Review Summary: OK Go’s debut is your typical party album, but it also provides some unexpected depth.
OK Go has quickly constructed a reputation for being light-hearted, fun, catchy, and even goofy. The music video for 2005’s “Here It Goes Again”, featuring multiple treadmills, made it clear that the band likes to have a little fun. While each album in their discography provides a few of these moments, they are easily the most abundant on OK Go’s self titled debut. From the humorous but angry “Don’t Ask Me” to the all-out ridiculousness of “C-C-C-Cinnamon Lips” OK Go
is an entertaining ride from start to finish.
If there is one immediately identifiable weakness with OK Go
it is that the record is extremely front-loaded; that is, the best songs are done before the middle of the album. “Get Over It” kicks things off by bursting the self-pitying bubble of its listeners, with verses of Your wounds are full of salt, everything's a stress and what's more, well it's all somebody's fault
and Ain't it just a bitch? What a pain...Well it's all a crying shame. What left to do but complain? Better find someone to blame
. While loved by fans and Madden enthusiasts everywhere (it was a key cog in the soundtrack of the 2003 release), the song actually spreads a good message. Girlfriend dump you? Didn’t get the grade you wanted on that exam? The advice OK Go gives you is to get up, rub some dirt on it, and focus on what can
be done. Not bad for an alternative pop-rock band that made a mock-serious “how to become a table tennis champion” video. “Don’t Ask Me” is by far the catchiest of the twelve songs, with heavy synth, a drum beat that really pops, and Damian Kulash’s sarcasm-drowned vocals. “You’re So Damn Hot” and “What to Do” continue the album in the same vein; joking and borderline-serious tunes that are just meant to be an easy, memorable listen. “What to Do”, in particular, sets itself apart from some of the album’s other popular songs with a more relaxed approach and a chorus featuring a rather chilled-out vibe: What to do? Sweetheart, you'll find mediocre people do exceptional things all the time
As I previously mentioned, the album does have times where it treads the line between “just amusing” and “actually meaningful”. “Return” is one of those instances, with lyrics that seem to suggest the tragic death of somebody who was too young to go: You were supposed to grow old
. The chorus repeats the line several times, with increasing intensity and anguish in Kulash’s voice with each successive reiteration.

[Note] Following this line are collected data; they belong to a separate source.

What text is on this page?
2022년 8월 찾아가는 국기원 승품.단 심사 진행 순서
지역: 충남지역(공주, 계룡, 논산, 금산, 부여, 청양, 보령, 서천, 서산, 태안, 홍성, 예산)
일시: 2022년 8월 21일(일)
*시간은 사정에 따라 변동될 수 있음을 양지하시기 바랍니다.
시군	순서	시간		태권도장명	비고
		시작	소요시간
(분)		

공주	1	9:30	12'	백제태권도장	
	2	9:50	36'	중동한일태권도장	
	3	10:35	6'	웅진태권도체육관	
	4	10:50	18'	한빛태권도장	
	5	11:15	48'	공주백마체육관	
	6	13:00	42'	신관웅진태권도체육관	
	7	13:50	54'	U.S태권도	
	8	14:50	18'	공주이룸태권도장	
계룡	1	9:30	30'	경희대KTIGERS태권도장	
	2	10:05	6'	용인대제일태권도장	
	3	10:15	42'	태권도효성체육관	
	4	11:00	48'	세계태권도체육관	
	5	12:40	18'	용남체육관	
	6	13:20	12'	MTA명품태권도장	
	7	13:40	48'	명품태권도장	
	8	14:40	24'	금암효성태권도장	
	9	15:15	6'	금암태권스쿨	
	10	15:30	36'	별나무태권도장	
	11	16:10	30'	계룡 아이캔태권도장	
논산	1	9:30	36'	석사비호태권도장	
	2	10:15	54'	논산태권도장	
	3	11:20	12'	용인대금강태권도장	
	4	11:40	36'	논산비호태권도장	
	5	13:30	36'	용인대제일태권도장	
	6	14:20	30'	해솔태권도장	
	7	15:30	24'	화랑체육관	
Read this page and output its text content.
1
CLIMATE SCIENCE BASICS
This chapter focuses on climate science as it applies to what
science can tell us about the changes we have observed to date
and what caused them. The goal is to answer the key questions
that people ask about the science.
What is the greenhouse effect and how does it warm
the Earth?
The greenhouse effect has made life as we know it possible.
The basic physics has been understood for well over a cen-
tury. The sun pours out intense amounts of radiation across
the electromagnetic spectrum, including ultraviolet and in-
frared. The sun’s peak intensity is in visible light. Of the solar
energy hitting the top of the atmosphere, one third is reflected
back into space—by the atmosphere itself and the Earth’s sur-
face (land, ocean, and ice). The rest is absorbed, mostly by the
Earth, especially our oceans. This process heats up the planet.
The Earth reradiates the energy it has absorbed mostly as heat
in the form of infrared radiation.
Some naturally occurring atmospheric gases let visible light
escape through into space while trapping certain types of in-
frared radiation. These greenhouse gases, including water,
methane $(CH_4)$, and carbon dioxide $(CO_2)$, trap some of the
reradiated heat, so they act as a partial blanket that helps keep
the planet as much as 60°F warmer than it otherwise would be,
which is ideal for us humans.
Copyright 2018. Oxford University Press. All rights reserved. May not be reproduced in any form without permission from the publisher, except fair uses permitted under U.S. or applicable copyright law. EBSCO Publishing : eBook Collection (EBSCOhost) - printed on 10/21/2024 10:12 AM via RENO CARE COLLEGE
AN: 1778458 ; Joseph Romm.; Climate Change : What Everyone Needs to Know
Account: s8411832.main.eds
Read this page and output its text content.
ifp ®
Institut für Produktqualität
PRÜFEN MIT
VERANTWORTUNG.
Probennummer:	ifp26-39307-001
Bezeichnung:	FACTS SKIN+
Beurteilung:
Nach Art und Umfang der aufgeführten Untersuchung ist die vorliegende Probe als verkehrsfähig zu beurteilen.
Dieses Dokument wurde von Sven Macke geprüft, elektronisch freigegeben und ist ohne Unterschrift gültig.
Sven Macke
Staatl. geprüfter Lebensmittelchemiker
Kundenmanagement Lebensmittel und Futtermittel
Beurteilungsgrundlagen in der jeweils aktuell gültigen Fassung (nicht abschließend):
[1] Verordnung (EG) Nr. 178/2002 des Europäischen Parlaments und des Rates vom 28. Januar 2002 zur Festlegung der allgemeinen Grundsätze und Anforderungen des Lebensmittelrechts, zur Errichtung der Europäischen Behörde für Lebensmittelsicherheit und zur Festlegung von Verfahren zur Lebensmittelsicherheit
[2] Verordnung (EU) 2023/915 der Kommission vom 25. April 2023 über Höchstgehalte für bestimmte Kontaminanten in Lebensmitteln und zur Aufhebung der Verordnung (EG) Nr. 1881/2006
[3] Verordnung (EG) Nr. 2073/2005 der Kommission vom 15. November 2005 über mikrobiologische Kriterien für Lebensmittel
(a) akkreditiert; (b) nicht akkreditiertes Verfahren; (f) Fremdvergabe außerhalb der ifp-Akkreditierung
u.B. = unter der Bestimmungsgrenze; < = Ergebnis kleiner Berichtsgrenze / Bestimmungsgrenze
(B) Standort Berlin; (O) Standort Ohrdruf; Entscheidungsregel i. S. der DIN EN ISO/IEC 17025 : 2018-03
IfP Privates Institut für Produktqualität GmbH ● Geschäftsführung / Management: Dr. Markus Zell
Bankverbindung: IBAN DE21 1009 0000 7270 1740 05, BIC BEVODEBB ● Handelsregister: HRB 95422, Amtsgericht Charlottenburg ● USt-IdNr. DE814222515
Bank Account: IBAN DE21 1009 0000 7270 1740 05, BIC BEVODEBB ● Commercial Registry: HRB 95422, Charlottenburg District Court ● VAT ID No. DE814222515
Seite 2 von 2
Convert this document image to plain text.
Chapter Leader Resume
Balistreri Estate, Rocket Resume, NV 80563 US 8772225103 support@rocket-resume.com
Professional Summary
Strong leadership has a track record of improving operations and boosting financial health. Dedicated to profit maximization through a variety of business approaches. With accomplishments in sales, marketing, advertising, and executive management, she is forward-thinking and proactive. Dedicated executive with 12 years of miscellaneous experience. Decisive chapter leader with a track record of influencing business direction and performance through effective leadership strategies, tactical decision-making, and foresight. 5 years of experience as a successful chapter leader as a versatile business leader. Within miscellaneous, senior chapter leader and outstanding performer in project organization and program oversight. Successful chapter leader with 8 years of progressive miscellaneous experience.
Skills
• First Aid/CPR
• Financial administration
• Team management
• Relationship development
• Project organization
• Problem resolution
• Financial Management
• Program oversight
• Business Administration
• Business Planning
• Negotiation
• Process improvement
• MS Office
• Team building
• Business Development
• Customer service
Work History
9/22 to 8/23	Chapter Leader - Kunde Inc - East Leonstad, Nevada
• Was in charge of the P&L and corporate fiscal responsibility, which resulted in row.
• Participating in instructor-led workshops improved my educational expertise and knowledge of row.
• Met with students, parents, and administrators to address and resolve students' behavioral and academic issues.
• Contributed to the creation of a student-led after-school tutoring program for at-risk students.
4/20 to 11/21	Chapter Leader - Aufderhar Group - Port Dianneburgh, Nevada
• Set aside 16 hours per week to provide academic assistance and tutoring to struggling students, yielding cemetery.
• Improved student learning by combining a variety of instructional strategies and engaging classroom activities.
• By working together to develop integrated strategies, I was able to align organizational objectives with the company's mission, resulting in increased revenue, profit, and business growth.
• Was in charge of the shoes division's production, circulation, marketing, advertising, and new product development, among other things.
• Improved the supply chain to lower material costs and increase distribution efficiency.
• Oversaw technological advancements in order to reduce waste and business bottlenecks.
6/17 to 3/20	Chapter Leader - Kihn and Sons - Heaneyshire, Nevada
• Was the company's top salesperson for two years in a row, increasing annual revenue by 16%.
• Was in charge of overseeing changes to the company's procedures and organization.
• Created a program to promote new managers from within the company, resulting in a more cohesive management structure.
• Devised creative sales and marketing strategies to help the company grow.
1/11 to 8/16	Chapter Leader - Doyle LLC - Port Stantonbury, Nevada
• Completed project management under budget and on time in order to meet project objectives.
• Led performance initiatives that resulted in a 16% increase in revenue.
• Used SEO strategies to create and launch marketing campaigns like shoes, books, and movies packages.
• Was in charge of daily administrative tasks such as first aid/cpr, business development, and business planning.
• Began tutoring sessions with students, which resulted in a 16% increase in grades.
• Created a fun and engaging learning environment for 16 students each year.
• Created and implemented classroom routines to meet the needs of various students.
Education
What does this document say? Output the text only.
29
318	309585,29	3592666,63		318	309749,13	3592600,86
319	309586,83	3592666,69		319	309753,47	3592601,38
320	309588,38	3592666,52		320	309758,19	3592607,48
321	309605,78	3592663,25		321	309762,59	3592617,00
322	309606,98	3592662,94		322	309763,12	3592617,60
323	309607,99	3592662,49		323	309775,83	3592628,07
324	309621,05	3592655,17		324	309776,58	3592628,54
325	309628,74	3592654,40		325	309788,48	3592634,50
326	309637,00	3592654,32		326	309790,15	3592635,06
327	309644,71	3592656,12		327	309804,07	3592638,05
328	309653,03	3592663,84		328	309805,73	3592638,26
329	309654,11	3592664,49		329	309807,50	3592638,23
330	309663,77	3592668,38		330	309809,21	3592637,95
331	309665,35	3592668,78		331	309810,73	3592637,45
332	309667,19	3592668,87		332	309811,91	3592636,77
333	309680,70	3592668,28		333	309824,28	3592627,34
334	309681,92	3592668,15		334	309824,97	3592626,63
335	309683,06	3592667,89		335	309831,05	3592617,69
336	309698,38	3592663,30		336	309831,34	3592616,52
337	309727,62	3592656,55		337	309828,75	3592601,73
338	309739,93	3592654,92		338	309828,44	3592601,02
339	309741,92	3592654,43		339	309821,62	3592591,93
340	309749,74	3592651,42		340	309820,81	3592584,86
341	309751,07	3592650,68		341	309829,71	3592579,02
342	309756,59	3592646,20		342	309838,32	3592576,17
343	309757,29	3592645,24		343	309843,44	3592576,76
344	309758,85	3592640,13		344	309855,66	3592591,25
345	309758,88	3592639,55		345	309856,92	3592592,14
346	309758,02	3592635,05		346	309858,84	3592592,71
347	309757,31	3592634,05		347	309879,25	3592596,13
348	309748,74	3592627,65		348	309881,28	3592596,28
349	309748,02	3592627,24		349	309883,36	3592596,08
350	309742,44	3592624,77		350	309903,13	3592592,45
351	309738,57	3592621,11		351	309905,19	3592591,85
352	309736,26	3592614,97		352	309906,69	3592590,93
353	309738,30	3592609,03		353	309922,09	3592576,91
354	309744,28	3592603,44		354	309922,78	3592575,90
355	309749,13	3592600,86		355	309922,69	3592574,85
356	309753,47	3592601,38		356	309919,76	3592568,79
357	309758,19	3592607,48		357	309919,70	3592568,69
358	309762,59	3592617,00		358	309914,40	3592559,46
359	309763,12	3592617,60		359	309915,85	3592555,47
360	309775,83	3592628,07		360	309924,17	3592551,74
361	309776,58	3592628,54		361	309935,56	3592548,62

The lyrics also contain a sad, telling admission in the line, “the worst of it now: I can't remember your face.” This line refers to how we tend to lose a mental image of people who pass away, at least to a partial extent. No matter how close the person may have been to your heart, it is an inescapable facet of human memory, and one that Kulash laments on in several parts of “Return.” Not all listeners will read that deeply into each song, but for those who do, there are emotional diamond-in-the-rough moments to be found.
For the most part, however, OK Go
is an album that chugs along with the fun-all-the-time/party theme that you would expect from the band. Although the quality of the songs dies off significantly in the latter half, “C-C-C-Cinnamon Lips” is a prime example of a late album find. With a heavily synthesized introduction and absurd lyrics along the same lines as the title, the song harks back to the pysch-pop formulas popular in the 1960’s. “Hello My Treacherous Friends” is another intriguing track, as it manages to really separate itself musically and structurally from the other eleven songs. Kulash’s vocals are more hushed and conversational, and the song features a brief but uncharacteristic guitar solo towards the end. Unfortunately, the majority of the final 6-8 songs get the filler tag, as they are not catchy enough to be memorable and are not interesting enough to warrant repeat listens.
In the end, OK Go’s debut of the same name is a strong introduction for the band. Every song they present here is upbeat (even the ones with more depressing meanings) and there are plenty of big hits to anchor the album in your library. It may not be highly technical
and it certainly isn’t an instrumental wonder, but OK Go
has just the right blend of accessibility, catchiness, and underlying meaning to make you want to come back for more.